Court Opinion

ID: 9718602
Source: CourtListenerOpinion
Date Created: 2023-08-26 07:27:44.774404+00
Date Added: 2024-06-11T18:24:00.599393
License: Public Domain

JUSTICE GORDON, dissenting: I must respectfully dissent from the conclusion of the majority. The majority concedes that, under the guidelines of the NASD Code of Arbitration Procedure § 10314(a), it is unnecessary to plead any legal theories in support of the claims of the respondent, who was the petitioner in the arbitration.
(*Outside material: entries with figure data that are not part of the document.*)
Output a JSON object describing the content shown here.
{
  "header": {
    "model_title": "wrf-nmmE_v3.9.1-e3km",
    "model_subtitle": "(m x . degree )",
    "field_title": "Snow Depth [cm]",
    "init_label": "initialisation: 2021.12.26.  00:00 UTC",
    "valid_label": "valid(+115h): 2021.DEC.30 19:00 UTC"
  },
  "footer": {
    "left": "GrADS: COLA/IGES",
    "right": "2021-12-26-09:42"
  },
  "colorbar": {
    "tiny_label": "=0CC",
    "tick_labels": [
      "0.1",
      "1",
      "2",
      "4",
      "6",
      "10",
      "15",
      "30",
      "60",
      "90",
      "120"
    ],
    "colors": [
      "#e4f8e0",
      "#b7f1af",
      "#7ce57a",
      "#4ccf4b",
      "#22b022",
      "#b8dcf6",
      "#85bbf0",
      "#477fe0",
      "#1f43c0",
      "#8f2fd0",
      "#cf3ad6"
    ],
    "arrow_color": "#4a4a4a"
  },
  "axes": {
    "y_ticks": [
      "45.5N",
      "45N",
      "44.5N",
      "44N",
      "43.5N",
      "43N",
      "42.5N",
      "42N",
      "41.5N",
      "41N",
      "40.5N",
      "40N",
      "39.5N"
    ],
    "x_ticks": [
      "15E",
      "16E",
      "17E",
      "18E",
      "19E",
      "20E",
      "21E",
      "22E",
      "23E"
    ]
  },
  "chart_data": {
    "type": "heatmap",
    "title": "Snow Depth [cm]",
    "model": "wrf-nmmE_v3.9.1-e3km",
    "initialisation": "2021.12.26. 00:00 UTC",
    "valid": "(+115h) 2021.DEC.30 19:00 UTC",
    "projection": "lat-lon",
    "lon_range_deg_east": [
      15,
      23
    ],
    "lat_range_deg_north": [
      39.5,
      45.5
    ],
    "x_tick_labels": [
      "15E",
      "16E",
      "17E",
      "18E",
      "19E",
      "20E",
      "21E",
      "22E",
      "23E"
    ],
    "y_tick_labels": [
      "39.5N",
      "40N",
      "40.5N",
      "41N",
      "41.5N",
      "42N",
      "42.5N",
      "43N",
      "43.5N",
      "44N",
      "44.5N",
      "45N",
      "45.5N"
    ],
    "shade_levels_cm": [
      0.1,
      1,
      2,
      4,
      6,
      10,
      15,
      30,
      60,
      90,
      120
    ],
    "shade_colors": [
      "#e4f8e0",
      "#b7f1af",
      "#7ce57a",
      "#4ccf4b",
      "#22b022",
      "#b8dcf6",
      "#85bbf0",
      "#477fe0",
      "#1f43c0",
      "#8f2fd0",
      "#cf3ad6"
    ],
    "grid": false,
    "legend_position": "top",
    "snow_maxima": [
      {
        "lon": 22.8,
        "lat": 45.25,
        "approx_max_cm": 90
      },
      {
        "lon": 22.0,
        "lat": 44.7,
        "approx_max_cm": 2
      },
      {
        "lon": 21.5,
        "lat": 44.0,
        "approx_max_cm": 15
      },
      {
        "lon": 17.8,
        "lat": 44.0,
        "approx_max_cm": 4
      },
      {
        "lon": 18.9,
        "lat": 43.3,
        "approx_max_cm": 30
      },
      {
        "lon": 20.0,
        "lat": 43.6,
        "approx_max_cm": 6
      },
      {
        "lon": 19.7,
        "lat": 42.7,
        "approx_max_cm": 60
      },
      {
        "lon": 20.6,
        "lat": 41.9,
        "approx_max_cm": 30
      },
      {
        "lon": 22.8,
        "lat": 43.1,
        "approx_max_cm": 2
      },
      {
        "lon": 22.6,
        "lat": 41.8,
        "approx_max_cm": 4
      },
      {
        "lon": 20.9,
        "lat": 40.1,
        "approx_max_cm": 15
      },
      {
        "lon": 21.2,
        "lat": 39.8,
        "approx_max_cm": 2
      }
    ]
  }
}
Yet, the majority contends that, once having pled a specific legal theory, the respondent and the arbitrators are precluded from considering any others subsequently raised. No one has pointed to any authority which, in fact, limits the latitude of the arbitrators more so when a legal theory is pled than would be the case than if the statement of claim did not plead any specific theory of action. Moreover, no one has shown any prejudice or surprise in permitting the attorney fees provision under the Illinois Securities Law of 1953 (815 ILCS 5/13 (West 1996)) being raised for the first time during closing argument before the arbitrators. Aside from being a securities dealer charged with knowledge of the securities laws, the petitioners, who were the respondents in arbitration, have demonstrated their awareness of their accountability for attorney fees in their admitted settlement offer to pay “reasonable” attorney fees. While generally offers of compromise may not be admissible as an implied admission of guilt, in this case the petitioners gratuitously disclosed their offer in their own response to respondent’s statement of claim. They cannot now seek to conceal what they had already disclosed. Inferentially, this disclosure may well reflect that petitioners, as securities dealers, were not strangers to their obligation to pay attorney fees under section 13 of the Illinois Securities Act. In any event petitioners have not demonstrated any surprise in the invocation of section 13 of the Illinois Securities Act to vitiate the determination of the arbitrators. We have long recognized that arbitration provides a valued adjunct by which the parties may seek dispute resolution from their peers who have expertise in their own industry or profession without burdening the courts. We should therefore hesitate to restrict the latitude of the arbitrator by expanding our powers of review in a manner not specifically contemplated under the provisions of the Uniform Arbitration Act.